How to Generate Text-to-Speech Locally

I recently looked at generating spoken audio from text using here. I have found another way to do this, but locally, instead of sending all the data to Google.

The tool that I used is called piper1-gpl.

Install Piper

Use the Python package manager pip to get it installed:

pip install piper-tts

You may need to use your distro’s package manager to get pip installed if it’s not present.

Choose a voice

Next, you need to choose a voice to read the text. The following command will print a list of available voices:

python3 -m piper.download_voices

This prints all the voices with the form country-code_ACCENT_name_resolution.
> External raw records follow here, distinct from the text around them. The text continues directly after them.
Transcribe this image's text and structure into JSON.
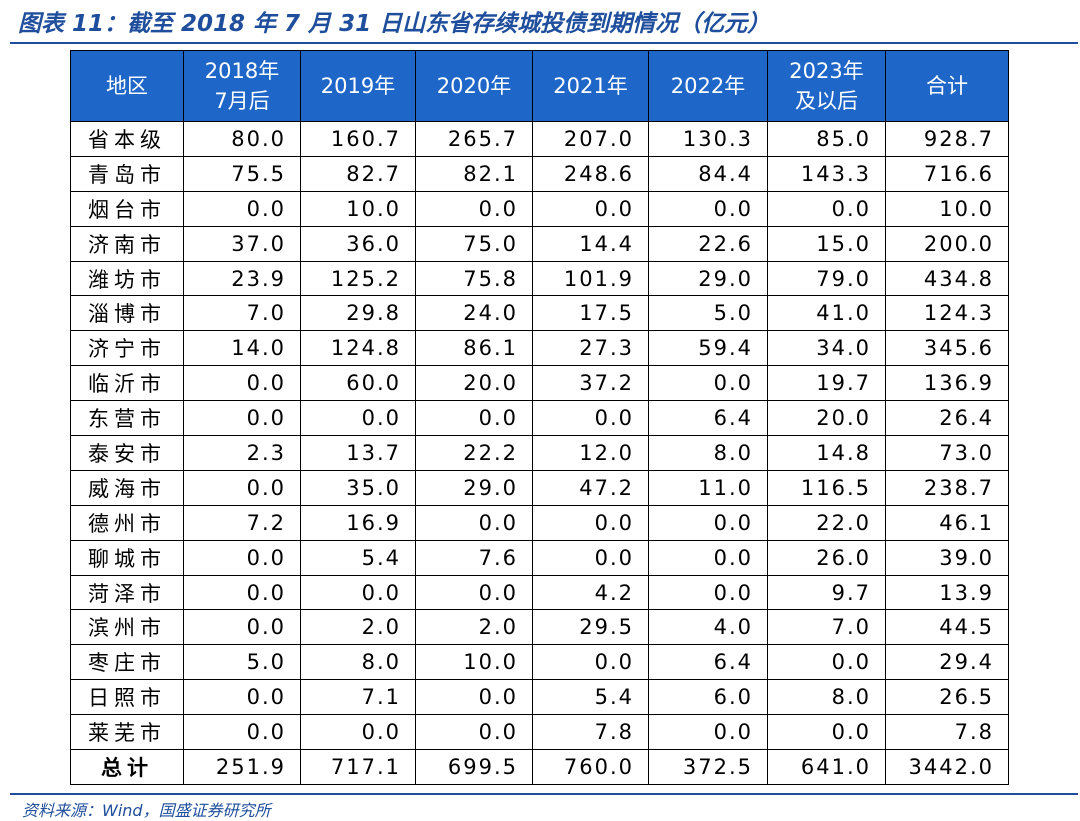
{
  "title": "图表 11：截至 2018 年 7 月 31 日山东省存续城投债到期情况（亿元）",
  "table": {
    "header": [
      "地区",
      "2018年7月后",
      "2019年",
      "2020年",
      "2021年",
      "2022年",
      "2023年及以后",
      "合计"
    ],
    "rows": [
      [
        "省本级",
        "80.0",
        "160.7",
        "265.7",
        "207.0",
        "130.3",
        "85.0",
        "928.7"
      ],
      [
        "青岛市",
        "75.5",
        "82.7",
        "82.1",
        "248.6",
        "84.4",
        "143.3",
        "716.6"
      ],
      [
        "烟台市",
        "0.0",
        "10.0",
        "0.0",
        "0.0",
        "0.0",
        "0.0",
        "10.0"
      ],
      [
        "济南市",
        "37.0",
        "36.0",
        "75.0",
        "14.4",
        "22.6",
        "15.0",
        "200.0"
      ],
      [
        "潍坊市",
        "23.9",
        "125.2",
        "75.8",
        "101.9",
        "29.0",
        "79.0",
        "434.8"
      ],
      [
        "淄博市",
        "7.0",
        "29.8",
        "24.0",
        "17.5",
        "5.0",
        "41.0",
        "124.3"
      ],
      [
        "济宁市",
        "14.0",
        "124.8",
        "86.1",
        "27.3",
        "59.4",
        "34.0",
        "345.6"
      ],
      [
        "临沂市",
        "0.0",
        "60.0",
        "20.0",
        "37.2",
        "0.0",
        "19.7",
        "136.9"
      ],
      [
        "东营市",
        "0.0",
        "0.0",
        "0.0",
        "0.0",
        "6.4",
        "20.0",
        "26.4"
      ],
      [
        "泰安市",
        "2.3",
        "13.7",
        "22.2",
        "12.0",
        "8.0",
        "14.8",
        "73.0"
      ],
      [
        "威海市",
        "0.0",
        "35.0",
        "29.0",
        "47.2",
        "11.0",
        "116.5",
        "238.7"
      ],
      [
        "德州市",
        "7.2",
        "16.9",
        "0.0",
        "0.0",
        "0.0",
        "22.0",
        "46.1"
      ],
      [
        "聊城市",
        "0.0",
        "5.4",
        "7.6",
        "0.0",
        "0.0",
        "26.0",
        "39.0"
      ],
      [
        "菏泽市",
        "0.0",
        "0.0",
        "0.0",
        "4.2",
        "0.0",
        "9.7",
        "13.9"
      ],
      [
        "滨州市",
        "0.0",
        "2.0",
        "2.0",
        "29.5",
        "4.0",
        "7.0",
        "44.5"
      ],
      [
        "枣庄市",
        "5.0",
        "8.0",
        "10.0",
        "0.0",
        "6.4",
        "0.0",
        "29.4"
      ],
      [
        "日照市",
        "0.0",
        "7.1",
        "0.0",
        "5.4",
        "6.0",
        "8.0",
        "26.5"
      ],
      [
        "莱芜市",
        "0.0",
        "0.0",
        "0.0",
        "7.8",
        "0.0",
        "0.0",
        "7.8"
      ],
      [
        "总计",
        "251.9",
        "717.1",
        "699.5",
        "760.0",
        "372.5",
        "641.0",
        "3442.0"
      ]
    ]
  },
  "source": "资料来源：Wind，国盛证券研究所"
}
I’m looking for Spanish with a Latin American accent (I know there are lots, but anything that’s not Porteño will do (sorry Argentina, but I’m British and we’re still salty about the Hand of God)), so a Mexican accent is perfect. The two options that the above command prints are as follows:

python3 -m piper.download_voices
...
es_MX-ald-medium
es_MX-claude-high
...

I’m going with claude, so I downloaded this voice:

python3 -m piper.download_voices es_MX-claude-high

This downloads a small model to the current directory. In this case, the model es_MX-claude-high.onnx is downloaded along with a JSON config file es_MX-claude-high.onnx.json. It’s only 64M.

Generate Speech To A File

Now you have everything you need to generate some speech. The following command will output the speech to a .wav audio file and take a text file (the first paragraph of “Don Quixote” from Gutenberg) as the input:

python3 -m piper --model es_MX-claude-high.onnx --input-file Don-Quixote-para1.txt --output-file test.wav

The flags I used are:

--model - Voice model file
--input-file - Input text file
--output-file - Output audio file

The WAV file will get rather large quickly. The test I used above was 139 words long and resulted in a 2.1M file. You can squash this into an .opus file with the following command:

fmpeg -i <INFILE> -c:a libopus -b:a 32k -vbr on -compression_level 10 -threads 0 -ac 1 -application voip <OUTFILE>

This reduced it to 192K.

Generate and Play Speech

Instead of outputting the speech to a .wav file, it is possible to play the speech by sending the audio to stdout and piping it into an audio player. This took me a little while to get working, but in the end, I used aplay provided by (at least on Arch) the alsa-utils package.

The command is:

python3 -m piper --model es_MX-claude-high.onnx --input-file Don-Quixote-para1.txt --output-raw | aplay --format=S16_LE --rate=22050

The new arguments I used are:

--output-raw - Sends the speech to stdout
--format=S16_LE - Promptes aplay to use the S16_LE format
--rate=22050 - Prompts aplay to use a sample rate of 22050

Now you can listen to the speech as piper renders it.